GUINEE / SOUS LA TRANSITION, LA DICTATURE : LE DOUBLE JEU DU CAPORAL-CHEF LÉGIONNAIRE MAMADI DOUMBOUYA

Derrière les discours de refondation et de moralisation du CNRD, Mamadi Doumbouya installe pas à pas un pouvoir autoritaire. La transition annoncée n’est qu’un leurre, une mise en scène destinée à neutraliser l’opposition, anesthésier la société civile et repousser indéfiniment le retour à l’ordre constitutionnel.
Depuis que MAMADI DOUMBOUYA et son groupuscule ont pris le pouvoir en Guinée au nom d’un soi-disant redressement démocratique, nous assistons à une mise en scène millimétrée : celle d’un pouvoir militaire déguisé en transition pour mieux se pérenniser. Ils parlent de refondation, de justice, de moralisation, de retour à l’ordre constitutionnel.
Mais dans les faits, ils installent méthodiquement les bases d’un régime autoritaire, personnel, et durable. En réalité, le CNRD ne redresse rien. Il s’enracine.
On nous parle d’« acquis ». Quels acquis ? Où sont les réformes profondes, les institutions renforcées, les contre-pouvoirs libérés ? Le peuple attend toujours des signes tangibles de changement. Ce qu’il reçoit à la place, ce sont des arrestations politiques, des procès spectaculaires à géométrie variable, des chantiers fantômes, des promesses sans lendemain.
Le discours est bien huilé : on prétend lutter contre la corruption, mais on instrumentalise les audits pour se débarrasser des adversaires. On prétend servir la nation, mais on verrouille tout : les médias, les partis politiques, les ONG, la rue. On prétend préparer des élections, mais on repousse le calendrier à l’infini. L’objectif est clair : faire durer la transition jusqu’à ce qu’elle devienne un régime de fait, avec à sa tête un nouveau chef providentiel.

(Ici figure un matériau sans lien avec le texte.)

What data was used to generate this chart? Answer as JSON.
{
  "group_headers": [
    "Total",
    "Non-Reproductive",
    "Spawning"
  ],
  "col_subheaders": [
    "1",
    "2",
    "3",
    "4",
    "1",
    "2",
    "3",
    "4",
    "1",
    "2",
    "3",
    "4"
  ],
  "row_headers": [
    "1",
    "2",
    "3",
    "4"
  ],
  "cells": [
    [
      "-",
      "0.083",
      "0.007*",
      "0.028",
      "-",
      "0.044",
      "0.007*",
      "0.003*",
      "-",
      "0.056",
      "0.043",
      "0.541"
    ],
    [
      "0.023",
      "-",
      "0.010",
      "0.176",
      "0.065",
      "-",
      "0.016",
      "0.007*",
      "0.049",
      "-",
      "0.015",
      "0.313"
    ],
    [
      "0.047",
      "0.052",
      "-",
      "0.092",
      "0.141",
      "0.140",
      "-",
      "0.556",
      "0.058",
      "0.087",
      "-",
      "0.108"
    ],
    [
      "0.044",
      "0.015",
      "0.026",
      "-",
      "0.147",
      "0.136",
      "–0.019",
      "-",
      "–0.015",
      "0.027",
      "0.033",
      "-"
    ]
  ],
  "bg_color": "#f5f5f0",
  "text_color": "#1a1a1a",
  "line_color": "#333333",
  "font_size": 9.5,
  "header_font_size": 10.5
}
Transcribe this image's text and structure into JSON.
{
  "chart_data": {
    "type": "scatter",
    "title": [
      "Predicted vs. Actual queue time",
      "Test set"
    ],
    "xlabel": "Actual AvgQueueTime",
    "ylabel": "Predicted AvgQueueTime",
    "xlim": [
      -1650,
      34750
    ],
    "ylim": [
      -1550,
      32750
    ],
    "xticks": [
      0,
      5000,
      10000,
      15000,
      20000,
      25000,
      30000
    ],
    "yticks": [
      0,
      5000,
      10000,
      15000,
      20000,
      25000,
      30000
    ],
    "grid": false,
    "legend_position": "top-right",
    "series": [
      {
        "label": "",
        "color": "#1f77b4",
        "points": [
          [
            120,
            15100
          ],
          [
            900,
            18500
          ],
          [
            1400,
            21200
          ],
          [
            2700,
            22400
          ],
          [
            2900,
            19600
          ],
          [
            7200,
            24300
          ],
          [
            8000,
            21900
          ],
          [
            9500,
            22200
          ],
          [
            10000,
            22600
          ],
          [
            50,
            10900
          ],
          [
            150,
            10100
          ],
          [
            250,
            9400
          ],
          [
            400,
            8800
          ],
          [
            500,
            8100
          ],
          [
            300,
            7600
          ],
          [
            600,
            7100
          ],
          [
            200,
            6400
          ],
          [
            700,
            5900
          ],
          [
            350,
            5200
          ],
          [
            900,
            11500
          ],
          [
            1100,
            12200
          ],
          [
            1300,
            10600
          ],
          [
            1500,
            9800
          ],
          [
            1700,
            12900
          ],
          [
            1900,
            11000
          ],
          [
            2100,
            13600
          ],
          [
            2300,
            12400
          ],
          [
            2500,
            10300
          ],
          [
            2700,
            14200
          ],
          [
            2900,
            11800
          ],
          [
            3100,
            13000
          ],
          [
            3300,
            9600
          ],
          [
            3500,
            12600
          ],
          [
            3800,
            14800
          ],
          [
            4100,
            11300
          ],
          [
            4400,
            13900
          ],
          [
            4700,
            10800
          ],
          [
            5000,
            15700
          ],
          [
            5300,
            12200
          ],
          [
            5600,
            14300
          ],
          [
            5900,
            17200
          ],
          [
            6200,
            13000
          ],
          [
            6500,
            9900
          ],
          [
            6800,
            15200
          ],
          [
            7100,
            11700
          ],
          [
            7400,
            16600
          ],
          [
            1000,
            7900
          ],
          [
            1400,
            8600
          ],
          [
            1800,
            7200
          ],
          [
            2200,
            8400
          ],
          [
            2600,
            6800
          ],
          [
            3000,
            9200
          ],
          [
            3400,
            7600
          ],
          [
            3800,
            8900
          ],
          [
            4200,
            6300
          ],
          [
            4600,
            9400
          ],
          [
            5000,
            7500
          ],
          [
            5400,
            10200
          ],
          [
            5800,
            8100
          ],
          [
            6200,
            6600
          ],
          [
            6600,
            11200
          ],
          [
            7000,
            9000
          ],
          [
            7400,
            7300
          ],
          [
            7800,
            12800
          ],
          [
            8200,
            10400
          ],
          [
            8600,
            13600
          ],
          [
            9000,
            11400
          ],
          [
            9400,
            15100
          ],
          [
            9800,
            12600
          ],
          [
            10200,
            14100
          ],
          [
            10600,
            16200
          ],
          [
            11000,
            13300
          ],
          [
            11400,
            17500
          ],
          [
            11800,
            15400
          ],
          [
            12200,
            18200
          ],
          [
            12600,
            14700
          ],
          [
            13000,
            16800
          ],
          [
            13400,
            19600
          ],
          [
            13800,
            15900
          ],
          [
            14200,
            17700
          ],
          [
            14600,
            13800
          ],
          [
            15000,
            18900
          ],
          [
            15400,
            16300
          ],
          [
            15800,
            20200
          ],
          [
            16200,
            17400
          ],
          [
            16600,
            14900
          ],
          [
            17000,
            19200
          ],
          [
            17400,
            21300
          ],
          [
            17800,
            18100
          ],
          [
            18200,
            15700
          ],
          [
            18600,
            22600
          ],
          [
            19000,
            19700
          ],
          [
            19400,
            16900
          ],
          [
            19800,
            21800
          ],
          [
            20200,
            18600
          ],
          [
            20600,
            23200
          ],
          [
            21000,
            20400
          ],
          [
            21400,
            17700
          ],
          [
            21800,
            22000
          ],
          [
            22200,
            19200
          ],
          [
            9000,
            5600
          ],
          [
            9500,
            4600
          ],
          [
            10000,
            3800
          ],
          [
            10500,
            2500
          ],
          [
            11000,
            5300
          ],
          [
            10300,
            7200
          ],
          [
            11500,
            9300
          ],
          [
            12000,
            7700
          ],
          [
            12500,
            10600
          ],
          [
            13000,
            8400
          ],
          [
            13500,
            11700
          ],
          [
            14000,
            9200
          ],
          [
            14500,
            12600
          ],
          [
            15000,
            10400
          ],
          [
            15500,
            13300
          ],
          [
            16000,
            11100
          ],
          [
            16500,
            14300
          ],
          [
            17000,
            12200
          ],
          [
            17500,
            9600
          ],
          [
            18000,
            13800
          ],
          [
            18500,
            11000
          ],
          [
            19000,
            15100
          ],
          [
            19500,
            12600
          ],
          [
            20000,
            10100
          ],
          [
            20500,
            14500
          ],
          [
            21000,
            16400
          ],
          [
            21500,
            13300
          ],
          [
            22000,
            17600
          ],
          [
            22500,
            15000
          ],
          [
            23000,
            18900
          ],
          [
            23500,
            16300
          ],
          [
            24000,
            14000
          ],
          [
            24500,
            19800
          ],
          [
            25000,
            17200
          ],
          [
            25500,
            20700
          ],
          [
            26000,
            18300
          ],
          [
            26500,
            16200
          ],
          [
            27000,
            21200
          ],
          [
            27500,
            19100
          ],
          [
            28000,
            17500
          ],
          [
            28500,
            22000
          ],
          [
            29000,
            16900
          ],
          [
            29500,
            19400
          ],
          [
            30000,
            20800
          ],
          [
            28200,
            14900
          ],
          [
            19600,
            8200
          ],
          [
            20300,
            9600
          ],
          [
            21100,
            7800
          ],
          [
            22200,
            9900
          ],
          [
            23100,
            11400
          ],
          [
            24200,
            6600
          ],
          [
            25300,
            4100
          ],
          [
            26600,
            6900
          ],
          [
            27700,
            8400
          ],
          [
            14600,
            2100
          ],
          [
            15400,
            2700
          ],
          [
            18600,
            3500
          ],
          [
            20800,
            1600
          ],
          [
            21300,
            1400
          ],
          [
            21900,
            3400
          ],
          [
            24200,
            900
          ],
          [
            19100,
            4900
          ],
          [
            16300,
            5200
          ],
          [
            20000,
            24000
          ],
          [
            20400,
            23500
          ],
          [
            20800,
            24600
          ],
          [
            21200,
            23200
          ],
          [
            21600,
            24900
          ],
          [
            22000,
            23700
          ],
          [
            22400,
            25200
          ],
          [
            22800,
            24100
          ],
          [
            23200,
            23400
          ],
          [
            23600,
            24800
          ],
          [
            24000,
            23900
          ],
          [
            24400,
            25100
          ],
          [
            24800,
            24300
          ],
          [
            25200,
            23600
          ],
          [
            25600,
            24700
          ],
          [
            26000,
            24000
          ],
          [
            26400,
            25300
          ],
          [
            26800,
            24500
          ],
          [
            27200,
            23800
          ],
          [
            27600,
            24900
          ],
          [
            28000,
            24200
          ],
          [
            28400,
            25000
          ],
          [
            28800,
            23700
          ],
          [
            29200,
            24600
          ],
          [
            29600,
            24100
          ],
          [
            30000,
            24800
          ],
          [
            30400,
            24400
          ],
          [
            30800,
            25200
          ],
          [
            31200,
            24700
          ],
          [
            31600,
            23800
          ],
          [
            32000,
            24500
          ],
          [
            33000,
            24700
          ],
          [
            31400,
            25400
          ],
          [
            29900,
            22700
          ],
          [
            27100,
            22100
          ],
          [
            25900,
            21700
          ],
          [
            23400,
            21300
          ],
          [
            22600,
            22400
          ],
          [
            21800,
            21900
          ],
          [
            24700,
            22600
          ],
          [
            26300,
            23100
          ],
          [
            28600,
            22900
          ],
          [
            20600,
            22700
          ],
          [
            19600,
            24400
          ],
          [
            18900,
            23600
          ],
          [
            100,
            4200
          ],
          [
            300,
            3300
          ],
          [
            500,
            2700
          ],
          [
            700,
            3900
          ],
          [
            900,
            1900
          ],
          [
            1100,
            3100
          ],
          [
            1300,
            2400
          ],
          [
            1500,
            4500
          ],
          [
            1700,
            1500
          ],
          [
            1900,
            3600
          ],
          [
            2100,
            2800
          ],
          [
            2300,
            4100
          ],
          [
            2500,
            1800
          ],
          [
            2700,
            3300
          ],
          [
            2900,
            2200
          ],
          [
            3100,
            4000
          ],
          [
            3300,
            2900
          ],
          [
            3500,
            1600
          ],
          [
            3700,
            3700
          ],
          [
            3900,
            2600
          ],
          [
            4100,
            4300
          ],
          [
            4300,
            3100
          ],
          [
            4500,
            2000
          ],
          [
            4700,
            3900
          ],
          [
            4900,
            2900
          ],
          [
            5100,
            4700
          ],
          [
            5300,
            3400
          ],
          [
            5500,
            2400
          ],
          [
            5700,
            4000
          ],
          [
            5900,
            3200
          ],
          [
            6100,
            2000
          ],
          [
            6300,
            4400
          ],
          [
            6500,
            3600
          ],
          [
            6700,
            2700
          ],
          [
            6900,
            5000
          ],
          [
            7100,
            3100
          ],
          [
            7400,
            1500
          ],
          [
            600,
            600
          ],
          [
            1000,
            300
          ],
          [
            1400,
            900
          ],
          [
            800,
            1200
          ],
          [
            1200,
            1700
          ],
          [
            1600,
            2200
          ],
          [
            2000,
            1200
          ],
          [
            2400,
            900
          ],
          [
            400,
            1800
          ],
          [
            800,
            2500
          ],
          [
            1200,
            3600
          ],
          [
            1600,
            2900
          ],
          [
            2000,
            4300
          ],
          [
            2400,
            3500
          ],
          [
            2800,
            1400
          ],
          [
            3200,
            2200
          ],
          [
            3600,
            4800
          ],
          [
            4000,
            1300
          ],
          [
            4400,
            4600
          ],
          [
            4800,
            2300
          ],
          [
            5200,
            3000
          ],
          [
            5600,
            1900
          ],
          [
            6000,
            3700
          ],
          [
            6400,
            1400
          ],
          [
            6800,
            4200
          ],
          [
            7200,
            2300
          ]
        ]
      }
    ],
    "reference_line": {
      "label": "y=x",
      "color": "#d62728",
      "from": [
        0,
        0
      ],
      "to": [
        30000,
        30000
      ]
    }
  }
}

Ce stratagème, les Guinéens le connaissent trop bien. Sékou Touré avait promis l’émancipation. Lansana Conté, la stabilité. Dadis Camara, la rupture. Alpha Condé, le changement. Tous ont fini par confisquer le pouvoir.
Aujourd’hui, le Caporal-chef légionnaire suit la même trajectoire : celle de la personnalisation, de la répression, et de la manipulation du peuple par des « acquis » inventés.
On parle de moralisation, mais les mêmes réseaux affairistes circulent autour du pouvoir.
On parle de justice, mais elle ne s’applique jamais aux proches du régime.
On parle de développement, mais le panier de ménagère est plus vide que jamais.
Même le mégaprojet Simandou, si crucial pour l’avenir du pays, est géré dans une opacité totale, au service d’intérêts obscurs.
À quoi bon proclamer une refondation, si c’est pour reproduire les mêmes logiques de clan, de militarisme, de verrouillage autoritaire ?
Le CNRD en réalité, s’est inscrit dans une vieille tradition de prédation politique, où le pouvoir n’est pas un mandat mais une conquête à défendre coûte que coûte.
Il est temps de cesser d’être naïfs. Le peuple guinéen ne doit plus se laisser endormir par des effets d’annonce. La société civile ne doit pas céder à la peur.
Les voix libres doivent se lever pour dénoncer les dérives du CNRD. Parce que ce qui se joue actuellement, ce n’est pas seulement un retard électoral, c’est la confiscation de l’avenir. Le CNRD ne construit rien. Il se construit. Il ne redresse pas la démocratie. Il la dévoie. Et si nous n’y prenons garde, le Caporal-chef légionnaire rejoindra bientôt la longue liste des chefs qui, sous couvert de transition, se sont emparés du pays pour y régner indéfiniment. Guinéens, levons-nous. L’histoire nous regarde.